Que savaient-ils? Rien de précis. Thomas s'était bien étonné de la quantité d'explosif que son père fabriquait, et ni François ni Antoine n'ignoraient les idées de révolte, de brûlant amour qui hantaient son cerveau de savant. Mais, dans leur déférence, ils voulaient ne connaître de lui que ce qu'il leur en confiait, ne le questionnant jamais, s'inclinant devant tous ses actes. Et voilà qu'une prescience leur venait, la certitude que le père allait mourir, quelque catastrophe effroyable, dont l'air, autour d'eux, était si frissonnant depuis le matin, qu'ils en grelottaient de fièvre, malades et incapables de travail.
—Le père va mourir, le père va mourir!
Côte à côte, les trois colosses s'étaient serrés étroitement, bouleversés de la même angoisse, soulevés par le même besoin furieux d'apprendre le danger, d'y courir, de mourir avec le père, s'ils ne pouvaient l'en sauver. Et, dans le silence obstiné de Mère-Grand, la mort de nouveau passa, à cette minute, le souffle froid dont ils avaient déjà senti l'effleurement, pendant le déjeuner.

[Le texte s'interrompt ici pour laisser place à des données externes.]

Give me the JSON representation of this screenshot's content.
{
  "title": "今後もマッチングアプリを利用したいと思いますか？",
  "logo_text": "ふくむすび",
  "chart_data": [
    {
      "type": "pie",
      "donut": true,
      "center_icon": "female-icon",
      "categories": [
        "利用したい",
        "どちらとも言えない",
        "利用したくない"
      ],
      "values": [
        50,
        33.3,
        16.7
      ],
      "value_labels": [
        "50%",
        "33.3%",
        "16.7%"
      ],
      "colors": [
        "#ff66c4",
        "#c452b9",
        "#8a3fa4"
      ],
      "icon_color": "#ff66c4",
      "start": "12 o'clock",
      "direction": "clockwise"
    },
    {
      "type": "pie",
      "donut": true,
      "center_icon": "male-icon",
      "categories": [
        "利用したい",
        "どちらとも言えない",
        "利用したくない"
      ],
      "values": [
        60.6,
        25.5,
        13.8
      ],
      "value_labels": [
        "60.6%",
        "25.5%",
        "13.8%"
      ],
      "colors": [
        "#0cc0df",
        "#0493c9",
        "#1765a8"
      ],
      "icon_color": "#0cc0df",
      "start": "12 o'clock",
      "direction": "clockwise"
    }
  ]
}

Quatre heures sonnaient, Mère-Grand leva ses deux mains pâles, en un besoin d'imploration suprême. Et elle parla enfin.
—Le père va mourir. Rien ne peut le sauver que le devoir de vivre.
Tous trois voulurent se ruer, là-bas, ils ne savaient où, abattre les obstacles, triompher du néant. Ils se déchiraient de leur impuissance, si terribles, si pitoyables, qu'elle essaya de les calmer.
—Le père a voulu mourir, et sa volonté est de mourir seul.
Ils frémirent, ils tâchèrent, eux aussi, d'être des héros. Mais les minutes se passaient, il sembla que le grand froid s'en était allé, d'une aile lente. Parfois, au crépuscule, un oiseau de nuit entre par la fenêtre, messager lugubre, tourne dans la pièce enténébrée, puis se décide à repartir, emportant son deuil. Et c'était ainsi, la basilique restait debout, la terre ne s'ouvrait pas pour l'engloutir. Peu à peu, l'anxiété atroce qui serrait les cœurs, faisait place à l'espérance, l'éternel renouveau.